MLA for Rankin Inlet South/Whale Cove, NU
- In office 1999–2004
- Preceded by: first member
- Succeeded by: Levinia Brown

Personal details
- Born: 1955 (age 70–71) Coral Harbour, Northwest Territories
- Party: non-partisan consensus government

= Manitok Thompson =

Canadian politician

Manitok Catherine Thompson (born 1955 Coral Harbour, Northwest Territories) is a politician from northern Canada.

She was first elected to the Legislative Assembly of Northwest Territories in a by-election held on May 8, 1995 held following the resignation of James Arvaluk. She served the Northwest Territories as the minister of Community and Regional Affairs, until the creation of Nunavut in 1999. In the 1999 Nunavut general election, she was elected as the first member for Rankin Inlet South/Whale Cove.
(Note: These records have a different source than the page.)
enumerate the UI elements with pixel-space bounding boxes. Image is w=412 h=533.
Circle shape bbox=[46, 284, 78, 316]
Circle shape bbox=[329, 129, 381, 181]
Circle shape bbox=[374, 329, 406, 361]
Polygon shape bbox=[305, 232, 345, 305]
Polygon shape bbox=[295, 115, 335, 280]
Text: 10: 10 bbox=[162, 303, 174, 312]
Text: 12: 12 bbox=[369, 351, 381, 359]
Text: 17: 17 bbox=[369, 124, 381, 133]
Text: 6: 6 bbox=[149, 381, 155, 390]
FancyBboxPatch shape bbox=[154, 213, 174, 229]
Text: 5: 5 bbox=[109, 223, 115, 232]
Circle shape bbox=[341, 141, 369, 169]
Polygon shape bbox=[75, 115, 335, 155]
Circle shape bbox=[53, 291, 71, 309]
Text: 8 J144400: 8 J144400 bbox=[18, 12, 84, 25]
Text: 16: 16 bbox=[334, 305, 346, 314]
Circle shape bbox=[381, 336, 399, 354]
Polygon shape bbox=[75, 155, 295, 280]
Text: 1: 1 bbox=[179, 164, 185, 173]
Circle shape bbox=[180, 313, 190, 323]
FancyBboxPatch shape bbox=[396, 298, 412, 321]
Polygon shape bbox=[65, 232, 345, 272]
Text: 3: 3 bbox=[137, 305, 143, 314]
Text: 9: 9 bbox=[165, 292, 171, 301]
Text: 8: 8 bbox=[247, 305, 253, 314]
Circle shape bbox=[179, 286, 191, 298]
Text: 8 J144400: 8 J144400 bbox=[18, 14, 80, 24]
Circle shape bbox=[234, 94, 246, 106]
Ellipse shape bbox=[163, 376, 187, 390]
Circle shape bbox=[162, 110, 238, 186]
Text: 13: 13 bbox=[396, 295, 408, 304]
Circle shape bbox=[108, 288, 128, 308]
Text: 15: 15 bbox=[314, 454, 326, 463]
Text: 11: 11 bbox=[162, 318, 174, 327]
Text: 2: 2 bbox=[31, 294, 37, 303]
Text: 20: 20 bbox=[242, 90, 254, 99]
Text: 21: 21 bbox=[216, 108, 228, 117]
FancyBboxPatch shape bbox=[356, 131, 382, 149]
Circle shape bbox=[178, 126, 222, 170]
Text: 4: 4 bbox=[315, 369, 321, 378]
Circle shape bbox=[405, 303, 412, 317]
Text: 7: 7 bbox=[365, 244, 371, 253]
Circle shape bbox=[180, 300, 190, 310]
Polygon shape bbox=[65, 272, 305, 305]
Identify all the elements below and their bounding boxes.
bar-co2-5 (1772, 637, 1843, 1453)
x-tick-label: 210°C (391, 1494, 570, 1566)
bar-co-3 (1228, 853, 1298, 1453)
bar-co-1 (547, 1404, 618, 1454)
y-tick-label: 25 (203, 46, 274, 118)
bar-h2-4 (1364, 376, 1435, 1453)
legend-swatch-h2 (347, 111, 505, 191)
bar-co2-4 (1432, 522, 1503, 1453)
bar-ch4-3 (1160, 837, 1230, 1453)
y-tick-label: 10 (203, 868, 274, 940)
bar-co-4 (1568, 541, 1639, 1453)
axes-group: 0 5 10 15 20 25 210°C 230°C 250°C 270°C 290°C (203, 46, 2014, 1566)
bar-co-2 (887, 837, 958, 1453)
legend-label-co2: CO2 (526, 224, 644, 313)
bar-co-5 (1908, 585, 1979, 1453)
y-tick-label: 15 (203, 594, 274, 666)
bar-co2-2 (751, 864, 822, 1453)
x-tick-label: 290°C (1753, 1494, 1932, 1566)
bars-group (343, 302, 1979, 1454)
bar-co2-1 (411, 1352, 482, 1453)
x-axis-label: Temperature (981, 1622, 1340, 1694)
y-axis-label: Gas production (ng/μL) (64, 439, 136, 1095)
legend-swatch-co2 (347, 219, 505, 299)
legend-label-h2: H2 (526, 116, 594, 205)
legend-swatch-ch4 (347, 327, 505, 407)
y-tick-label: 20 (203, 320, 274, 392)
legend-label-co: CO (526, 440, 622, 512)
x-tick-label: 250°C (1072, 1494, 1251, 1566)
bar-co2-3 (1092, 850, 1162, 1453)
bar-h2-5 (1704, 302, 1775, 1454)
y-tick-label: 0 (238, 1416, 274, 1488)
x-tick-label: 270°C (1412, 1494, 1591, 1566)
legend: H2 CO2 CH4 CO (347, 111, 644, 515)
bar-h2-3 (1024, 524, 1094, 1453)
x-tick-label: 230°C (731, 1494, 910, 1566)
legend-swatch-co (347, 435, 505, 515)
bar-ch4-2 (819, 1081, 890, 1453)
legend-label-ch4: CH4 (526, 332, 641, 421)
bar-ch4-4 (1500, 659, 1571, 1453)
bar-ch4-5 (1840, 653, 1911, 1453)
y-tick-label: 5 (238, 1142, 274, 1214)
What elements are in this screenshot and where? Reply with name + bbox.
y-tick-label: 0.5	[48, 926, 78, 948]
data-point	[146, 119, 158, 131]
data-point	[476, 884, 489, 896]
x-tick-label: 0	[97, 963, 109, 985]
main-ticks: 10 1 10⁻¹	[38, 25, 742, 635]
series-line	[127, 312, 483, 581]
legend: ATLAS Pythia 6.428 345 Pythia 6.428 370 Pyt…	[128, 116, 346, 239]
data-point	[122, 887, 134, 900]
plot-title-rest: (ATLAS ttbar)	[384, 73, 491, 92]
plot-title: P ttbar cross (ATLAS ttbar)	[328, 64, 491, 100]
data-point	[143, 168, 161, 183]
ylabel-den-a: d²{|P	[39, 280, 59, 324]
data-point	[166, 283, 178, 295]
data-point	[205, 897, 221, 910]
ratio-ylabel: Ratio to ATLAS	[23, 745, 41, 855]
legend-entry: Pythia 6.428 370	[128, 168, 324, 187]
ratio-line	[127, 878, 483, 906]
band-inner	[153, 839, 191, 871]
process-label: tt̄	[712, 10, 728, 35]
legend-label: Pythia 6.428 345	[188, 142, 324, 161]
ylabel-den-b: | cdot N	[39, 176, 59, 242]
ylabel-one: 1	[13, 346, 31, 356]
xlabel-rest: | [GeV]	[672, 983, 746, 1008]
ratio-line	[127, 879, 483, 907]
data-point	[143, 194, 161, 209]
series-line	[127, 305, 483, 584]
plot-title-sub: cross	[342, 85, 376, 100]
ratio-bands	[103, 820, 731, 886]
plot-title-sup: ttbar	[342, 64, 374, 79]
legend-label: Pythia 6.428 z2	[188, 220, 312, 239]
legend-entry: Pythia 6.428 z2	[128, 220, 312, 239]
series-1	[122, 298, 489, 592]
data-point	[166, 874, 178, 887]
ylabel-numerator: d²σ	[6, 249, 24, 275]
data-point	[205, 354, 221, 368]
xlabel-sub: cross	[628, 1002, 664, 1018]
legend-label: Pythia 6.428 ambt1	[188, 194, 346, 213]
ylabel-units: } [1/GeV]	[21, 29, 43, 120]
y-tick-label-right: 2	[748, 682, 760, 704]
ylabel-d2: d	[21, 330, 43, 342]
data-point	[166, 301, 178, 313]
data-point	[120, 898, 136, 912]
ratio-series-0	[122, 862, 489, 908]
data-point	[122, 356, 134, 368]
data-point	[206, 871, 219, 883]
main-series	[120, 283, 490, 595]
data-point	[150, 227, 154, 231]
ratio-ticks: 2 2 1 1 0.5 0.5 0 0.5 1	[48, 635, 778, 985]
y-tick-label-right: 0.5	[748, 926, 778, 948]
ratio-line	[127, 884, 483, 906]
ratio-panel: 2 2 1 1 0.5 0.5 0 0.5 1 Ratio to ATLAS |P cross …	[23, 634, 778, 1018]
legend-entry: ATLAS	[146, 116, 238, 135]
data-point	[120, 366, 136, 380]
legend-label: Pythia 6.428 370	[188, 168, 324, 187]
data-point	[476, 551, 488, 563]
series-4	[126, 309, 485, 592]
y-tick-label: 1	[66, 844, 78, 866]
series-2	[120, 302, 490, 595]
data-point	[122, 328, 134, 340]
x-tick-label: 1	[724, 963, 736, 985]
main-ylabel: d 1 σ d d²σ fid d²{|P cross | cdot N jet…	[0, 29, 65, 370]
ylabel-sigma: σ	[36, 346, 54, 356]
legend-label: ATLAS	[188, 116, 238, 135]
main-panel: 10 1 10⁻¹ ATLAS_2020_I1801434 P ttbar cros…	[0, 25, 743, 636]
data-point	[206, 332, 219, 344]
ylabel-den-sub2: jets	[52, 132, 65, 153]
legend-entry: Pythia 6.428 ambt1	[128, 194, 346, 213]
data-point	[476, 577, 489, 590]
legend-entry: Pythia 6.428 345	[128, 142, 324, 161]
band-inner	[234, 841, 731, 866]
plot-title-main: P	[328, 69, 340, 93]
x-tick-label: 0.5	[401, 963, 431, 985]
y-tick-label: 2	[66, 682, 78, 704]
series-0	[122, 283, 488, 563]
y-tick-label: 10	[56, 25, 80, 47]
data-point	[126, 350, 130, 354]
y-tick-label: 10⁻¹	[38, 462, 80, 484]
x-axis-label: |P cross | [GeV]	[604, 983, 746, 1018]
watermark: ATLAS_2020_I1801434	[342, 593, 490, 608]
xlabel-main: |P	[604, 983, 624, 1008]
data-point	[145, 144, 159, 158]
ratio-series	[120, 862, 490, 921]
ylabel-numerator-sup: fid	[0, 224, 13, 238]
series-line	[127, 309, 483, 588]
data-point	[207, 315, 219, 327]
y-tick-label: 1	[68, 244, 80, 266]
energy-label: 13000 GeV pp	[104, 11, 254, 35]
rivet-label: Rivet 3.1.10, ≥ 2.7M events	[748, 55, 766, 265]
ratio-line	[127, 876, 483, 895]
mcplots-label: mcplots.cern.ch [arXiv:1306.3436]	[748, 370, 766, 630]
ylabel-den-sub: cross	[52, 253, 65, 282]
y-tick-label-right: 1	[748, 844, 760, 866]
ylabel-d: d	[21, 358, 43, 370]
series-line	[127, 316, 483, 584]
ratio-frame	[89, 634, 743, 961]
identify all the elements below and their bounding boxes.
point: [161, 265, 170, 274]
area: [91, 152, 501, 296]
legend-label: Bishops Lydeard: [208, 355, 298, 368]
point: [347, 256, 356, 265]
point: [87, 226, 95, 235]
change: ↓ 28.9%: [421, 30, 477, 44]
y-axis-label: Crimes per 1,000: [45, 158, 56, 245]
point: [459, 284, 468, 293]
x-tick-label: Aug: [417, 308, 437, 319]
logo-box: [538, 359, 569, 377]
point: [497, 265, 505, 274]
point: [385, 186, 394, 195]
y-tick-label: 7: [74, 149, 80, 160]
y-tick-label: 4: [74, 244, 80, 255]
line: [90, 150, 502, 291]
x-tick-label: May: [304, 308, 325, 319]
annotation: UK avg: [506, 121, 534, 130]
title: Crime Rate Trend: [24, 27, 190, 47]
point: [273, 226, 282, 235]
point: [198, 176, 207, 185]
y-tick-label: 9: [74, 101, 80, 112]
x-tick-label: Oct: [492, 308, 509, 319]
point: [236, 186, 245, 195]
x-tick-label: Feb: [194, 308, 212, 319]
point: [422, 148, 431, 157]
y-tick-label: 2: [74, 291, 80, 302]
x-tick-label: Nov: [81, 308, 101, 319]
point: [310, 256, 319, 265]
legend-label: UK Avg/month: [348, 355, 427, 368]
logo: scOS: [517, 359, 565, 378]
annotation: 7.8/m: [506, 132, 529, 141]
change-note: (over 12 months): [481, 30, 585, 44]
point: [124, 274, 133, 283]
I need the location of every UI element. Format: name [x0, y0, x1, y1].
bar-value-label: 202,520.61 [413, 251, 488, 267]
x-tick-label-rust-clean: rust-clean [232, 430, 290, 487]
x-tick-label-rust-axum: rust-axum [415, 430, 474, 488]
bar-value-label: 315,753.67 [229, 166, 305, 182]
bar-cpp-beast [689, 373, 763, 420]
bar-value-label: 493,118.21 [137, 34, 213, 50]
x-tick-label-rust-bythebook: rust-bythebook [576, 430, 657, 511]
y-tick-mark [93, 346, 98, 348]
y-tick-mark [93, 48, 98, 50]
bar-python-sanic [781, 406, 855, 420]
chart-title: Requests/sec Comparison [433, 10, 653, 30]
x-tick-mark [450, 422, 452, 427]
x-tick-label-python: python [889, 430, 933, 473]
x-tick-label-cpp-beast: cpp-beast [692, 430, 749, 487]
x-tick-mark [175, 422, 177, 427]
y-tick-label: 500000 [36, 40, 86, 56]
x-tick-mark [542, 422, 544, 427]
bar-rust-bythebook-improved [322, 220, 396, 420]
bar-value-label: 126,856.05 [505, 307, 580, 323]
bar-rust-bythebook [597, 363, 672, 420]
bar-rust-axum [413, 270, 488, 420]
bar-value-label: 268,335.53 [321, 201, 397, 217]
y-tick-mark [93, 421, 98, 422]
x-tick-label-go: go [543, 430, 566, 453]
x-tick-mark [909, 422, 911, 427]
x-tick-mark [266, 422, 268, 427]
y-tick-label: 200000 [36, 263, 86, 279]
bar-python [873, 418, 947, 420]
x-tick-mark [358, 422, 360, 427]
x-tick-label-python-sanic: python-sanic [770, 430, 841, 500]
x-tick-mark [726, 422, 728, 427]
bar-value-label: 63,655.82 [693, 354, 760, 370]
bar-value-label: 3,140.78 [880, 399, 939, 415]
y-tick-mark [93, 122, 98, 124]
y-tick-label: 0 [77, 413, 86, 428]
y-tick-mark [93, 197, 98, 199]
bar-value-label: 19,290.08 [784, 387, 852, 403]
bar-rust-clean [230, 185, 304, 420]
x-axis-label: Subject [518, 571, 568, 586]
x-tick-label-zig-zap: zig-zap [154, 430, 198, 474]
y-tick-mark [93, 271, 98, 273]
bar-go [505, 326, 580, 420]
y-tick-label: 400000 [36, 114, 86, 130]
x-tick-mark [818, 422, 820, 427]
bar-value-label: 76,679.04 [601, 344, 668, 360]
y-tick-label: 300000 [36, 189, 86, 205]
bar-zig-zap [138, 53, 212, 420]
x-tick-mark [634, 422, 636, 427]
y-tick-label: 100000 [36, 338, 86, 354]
She served as Nunavut's first female cabinet minister and held different cabinet positions such as the minister of public works and services, minister for Nunavut Housing Corporation, minister of community government and transportation, minister for sport, minister of human resources and minister for Arctic College and education.

She retired from territorial level politics in 2004 and ran as an independent candidate in the 2004 Canadian federal election in Nunavut riding. She finished second.